More and more students are working part- or full-time jobs while they complete their degree. What’s driving this financial choice, and how does it affect students’ scholastic success?
Thousands of students maintain a full or part-time job in addition to classes. Whether it be an internship, Federal Work Study, retail or restaurant job downtown, many at the College feel the overwhelming responsibility of student employment. Rent, parking, bills and groceries quickly add up. Unfortunately, this can prevent a student from focusing solely on their studies, especially when the need for employment arises from financial necessity. Even for those working by choice, a job imposes an unavoidable time-crunch.
Scholarships and need-based grants can often save a student from the burden of staying home and attending community college when the funds aren’t available. That being said, tuition is still on the rise every year. Whether you are part of the 69.4 percent of in-state students or the 30.6 percent out-of-state at the College of Charleston, you and your parents have likely taken out loans. The College offers need-based financial aid to 48 percent of full-time undergraduates. The average need-based scholarship or grant award is $2,609 – but can that make a significant impact for a student who pays over $30,000 or more in tuition per year? In the grand scheme of tuition, this solution doesn’t seem proportional to the need.
College attendance is a critical component of the modern American Dream. However, this is becoming increasingly more difficult for the average working-class family. Currently, Americans are suffering from 1.2 trillion dollars of student loan debt. Two thirds of all students will graduate with some sort of debt. On average, one in ten graduates will leave higher education and enter the workforce with an accumulated debt of nearly $40,000. These are stomach-turning statistics that help explain why nearly 70 percent of students have worked during college within the last 25 years.
How can students earn an income while also earning a degree?
Federal Work Study helps incoming students get acclimated to the college lifestyle, while also helping them to meet new people. Some of these jobs include working the front desk of student housing, within the dining halls or staffing an office on campus as a receptionist. In South Carolina, FWS provides students with tax breaks and other benefits, but earnings rarely exceed minimum wage.
Charleston has won numerous awards for its culinary scene, and it’s no wonder that the dozens of downtown restaurants rely heavily on student workers. The average food and beverage server, busboy or food runner in downtown Charleston can make anywhere from $14,000 to $24,000 per year. That is one hell of a payroll for a student, but don’t be hasty. According to Phoebe Gould, a current employee at Co Thai Cuisine, she works about 25-30 hours a week. Her shifts usually start early in the morning and go until later that afternoon or night if she is working a double shift. The lifestlye is “as time-consuming as you want it to be, and I would recommend a food and bev job to other students because it helped me with time-management. It is also a great opportunity to meet new people,” said Gould.
The Race for Experience
Today, 75 percent of students complete internships before they graduate to gain some hands-on experience in their chosen field. Although internships have great advantages, a 2016 National Association of Corrosion Engineers (NACE) study showed that 46.5 percent of internships are unpaid.
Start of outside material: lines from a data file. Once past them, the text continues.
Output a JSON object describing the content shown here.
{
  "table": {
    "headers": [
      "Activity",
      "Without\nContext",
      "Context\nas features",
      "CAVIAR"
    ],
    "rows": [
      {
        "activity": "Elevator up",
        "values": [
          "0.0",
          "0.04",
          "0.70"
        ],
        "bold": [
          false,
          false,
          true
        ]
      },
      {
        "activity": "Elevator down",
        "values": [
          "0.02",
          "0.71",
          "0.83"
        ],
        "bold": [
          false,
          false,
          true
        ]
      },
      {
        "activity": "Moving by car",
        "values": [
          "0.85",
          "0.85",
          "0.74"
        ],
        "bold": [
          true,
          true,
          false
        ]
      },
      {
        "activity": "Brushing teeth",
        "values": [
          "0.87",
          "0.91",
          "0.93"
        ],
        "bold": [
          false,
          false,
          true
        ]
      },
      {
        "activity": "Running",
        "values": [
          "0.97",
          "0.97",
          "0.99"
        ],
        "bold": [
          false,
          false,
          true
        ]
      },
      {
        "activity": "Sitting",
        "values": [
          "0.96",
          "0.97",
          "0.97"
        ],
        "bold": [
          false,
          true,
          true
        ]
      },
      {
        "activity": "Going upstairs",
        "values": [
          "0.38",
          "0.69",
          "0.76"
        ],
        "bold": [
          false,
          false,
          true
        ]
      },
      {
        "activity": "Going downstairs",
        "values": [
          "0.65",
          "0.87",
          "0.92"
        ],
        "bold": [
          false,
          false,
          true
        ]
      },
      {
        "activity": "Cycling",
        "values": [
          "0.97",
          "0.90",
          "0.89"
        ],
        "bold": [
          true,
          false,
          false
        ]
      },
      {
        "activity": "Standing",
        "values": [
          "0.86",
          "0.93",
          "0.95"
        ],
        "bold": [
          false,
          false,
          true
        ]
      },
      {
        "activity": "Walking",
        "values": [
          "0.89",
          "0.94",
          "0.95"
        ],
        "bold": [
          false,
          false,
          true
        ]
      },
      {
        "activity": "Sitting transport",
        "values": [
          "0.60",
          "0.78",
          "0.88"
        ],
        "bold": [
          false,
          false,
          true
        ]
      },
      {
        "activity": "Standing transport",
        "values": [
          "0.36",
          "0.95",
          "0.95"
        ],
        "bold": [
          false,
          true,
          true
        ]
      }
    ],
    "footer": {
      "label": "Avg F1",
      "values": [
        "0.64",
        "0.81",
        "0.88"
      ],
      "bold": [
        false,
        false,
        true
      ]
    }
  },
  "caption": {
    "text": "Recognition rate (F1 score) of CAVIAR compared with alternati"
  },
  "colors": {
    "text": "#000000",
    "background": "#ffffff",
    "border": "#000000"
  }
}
A Google poll among College of Charleston students found that 72 percent of students had unpaid internships.
Multiple experts have noted that internships exacerbate inequality between privileged students and those who come from lower-income families. If an internship is unpaid, students who pay their own rent or are working their way through college will probably not pursue it. Unpaid internshhips make a huge difference in future opportunies, but they inherently favor students of wealth.
The Bottom Line
Students know that a college education is almost irreplaceable in terms of the job opportunities it can provide. However, its no secret that college is becoming more of a financial epidemic in the mind of today’s students rather than a signifier of success.